The seven dwarfs had the right idea as they cheerfully sang “heigh-ho” on their way to work in Walt Disney’s classic adaptation of Snow White, according to psychologists.
Singing with work mates reduces stress and makes employees feel more supported by their colleagues, research suggests.
Scientists studied a total of 58 people working in a variety of organisations who attended choir sessions at their workplace.
Participants also completed questionnaires measuring their work-related demands, control and support.
Team member Joanna Foster, from the University of Leicester, said: “Previous research has found that group singing can improve physical and mental health. Our study investigated whether singing with colleagues in a workplace choir can reduce workplace stress and enhance feelings of support.
“We found that participants felt less stressed about their work and more socially connected after singing. In fact, they gained more support from the choir than from other social interactions at work.

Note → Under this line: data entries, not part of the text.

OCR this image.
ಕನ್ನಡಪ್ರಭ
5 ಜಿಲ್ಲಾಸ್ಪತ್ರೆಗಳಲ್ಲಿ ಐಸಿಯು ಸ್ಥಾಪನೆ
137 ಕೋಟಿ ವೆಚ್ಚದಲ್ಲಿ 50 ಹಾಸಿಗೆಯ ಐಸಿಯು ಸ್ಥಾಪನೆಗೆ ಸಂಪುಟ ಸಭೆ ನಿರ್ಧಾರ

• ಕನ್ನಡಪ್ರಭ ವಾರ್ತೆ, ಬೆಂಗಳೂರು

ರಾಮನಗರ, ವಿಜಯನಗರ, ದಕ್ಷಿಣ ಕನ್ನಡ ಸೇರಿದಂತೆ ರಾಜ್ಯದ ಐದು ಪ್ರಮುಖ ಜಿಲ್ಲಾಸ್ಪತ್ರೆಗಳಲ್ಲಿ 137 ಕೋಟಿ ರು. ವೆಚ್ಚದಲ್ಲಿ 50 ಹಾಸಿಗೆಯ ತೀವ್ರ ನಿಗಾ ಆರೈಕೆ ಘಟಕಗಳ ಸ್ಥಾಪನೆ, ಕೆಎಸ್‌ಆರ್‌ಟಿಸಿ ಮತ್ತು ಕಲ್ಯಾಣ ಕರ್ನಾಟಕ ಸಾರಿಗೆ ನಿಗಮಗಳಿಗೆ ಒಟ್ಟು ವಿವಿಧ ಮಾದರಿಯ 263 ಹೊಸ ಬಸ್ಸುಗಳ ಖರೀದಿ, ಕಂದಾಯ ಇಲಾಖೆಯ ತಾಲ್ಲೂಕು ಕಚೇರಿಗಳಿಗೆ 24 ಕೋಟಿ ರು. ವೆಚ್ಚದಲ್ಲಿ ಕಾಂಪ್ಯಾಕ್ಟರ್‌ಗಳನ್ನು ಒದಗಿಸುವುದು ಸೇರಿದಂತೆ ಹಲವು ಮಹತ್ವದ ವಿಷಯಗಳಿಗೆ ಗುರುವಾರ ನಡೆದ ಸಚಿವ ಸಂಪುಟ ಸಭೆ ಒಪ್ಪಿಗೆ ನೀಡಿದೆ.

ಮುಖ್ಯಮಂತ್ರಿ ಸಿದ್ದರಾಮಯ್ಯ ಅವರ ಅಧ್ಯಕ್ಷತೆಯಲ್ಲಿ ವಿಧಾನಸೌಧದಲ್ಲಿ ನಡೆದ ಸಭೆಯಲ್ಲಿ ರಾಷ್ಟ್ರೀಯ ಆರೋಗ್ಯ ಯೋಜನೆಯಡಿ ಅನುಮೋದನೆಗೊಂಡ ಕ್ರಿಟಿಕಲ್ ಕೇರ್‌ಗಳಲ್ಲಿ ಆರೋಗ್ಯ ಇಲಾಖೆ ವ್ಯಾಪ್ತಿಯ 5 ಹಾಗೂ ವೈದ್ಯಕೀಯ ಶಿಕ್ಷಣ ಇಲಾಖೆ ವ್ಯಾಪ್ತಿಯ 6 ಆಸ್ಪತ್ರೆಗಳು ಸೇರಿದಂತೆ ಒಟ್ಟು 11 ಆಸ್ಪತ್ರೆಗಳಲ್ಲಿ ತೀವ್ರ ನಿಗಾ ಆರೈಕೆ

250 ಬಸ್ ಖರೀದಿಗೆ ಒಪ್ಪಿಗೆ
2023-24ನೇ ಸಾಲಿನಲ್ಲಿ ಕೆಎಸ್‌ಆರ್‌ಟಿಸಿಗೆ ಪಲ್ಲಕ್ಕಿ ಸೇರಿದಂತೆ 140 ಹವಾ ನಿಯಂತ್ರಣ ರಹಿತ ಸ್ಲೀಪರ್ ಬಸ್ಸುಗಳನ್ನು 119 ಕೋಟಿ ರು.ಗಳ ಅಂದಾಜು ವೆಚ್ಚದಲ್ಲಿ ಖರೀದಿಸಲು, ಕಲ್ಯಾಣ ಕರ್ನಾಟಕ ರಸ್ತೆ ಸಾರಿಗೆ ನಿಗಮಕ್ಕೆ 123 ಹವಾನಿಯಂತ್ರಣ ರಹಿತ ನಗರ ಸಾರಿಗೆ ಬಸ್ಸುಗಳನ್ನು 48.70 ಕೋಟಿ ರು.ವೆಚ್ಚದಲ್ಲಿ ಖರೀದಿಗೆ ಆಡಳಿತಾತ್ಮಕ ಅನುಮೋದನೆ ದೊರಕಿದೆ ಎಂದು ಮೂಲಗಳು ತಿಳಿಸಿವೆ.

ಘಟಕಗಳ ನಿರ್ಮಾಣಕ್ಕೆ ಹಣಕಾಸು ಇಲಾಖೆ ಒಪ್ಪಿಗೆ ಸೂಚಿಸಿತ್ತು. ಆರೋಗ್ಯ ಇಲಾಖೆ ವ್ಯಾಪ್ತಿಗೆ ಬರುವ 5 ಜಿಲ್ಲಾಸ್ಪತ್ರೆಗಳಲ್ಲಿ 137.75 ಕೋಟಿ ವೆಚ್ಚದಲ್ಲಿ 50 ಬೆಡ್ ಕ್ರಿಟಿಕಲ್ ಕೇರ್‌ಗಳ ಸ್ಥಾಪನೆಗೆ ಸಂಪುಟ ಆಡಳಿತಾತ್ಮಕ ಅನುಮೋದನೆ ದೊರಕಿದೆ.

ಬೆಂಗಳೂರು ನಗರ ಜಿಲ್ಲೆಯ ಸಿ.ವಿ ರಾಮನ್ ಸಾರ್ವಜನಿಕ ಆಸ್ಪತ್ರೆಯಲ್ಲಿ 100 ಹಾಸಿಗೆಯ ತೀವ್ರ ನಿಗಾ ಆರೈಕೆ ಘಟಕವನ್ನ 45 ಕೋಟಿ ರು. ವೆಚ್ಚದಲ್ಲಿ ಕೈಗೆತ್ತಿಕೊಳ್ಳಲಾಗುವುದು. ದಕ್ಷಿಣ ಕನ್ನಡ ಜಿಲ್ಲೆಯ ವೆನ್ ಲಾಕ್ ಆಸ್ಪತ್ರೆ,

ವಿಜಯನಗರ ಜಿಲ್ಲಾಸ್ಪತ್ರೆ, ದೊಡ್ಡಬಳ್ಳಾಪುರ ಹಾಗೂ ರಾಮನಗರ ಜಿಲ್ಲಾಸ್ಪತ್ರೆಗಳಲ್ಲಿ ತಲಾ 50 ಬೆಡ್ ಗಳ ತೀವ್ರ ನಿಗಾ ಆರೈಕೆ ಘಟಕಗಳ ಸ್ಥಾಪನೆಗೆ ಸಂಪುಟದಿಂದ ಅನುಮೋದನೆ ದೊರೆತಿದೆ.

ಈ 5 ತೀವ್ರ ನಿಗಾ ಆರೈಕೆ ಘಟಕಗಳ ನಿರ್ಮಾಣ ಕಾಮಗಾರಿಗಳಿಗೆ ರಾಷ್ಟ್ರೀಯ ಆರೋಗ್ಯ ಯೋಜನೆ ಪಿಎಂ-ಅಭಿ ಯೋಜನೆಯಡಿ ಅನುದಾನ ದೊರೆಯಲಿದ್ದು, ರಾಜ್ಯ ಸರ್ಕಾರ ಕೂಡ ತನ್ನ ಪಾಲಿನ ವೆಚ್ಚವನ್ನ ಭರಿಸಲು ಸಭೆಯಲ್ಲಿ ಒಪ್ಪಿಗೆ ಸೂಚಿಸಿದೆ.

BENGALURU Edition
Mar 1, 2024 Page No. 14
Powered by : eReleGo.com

“Overall, there was a 96% reduction in work-related stress and an 86% reduction in feelings of social isolation.”
The findings were presented at the annual meeting of the British Psychological Society’s Division of Occupational Psychology in Chester.
Ms Foster added: “Singing is fun and free, or relatively cheap if organised by a third-party provider.
“Organisations should seriously consider encouraging their staff to regularly participate in singing groups to improve well-being, engagement and potentially job performance.”
Walt Disney’s 1937 movie Snow White and the Seven Dwarfs was the first full length animated feature film. It featured a number of well-known songs, including “heigh-ho”.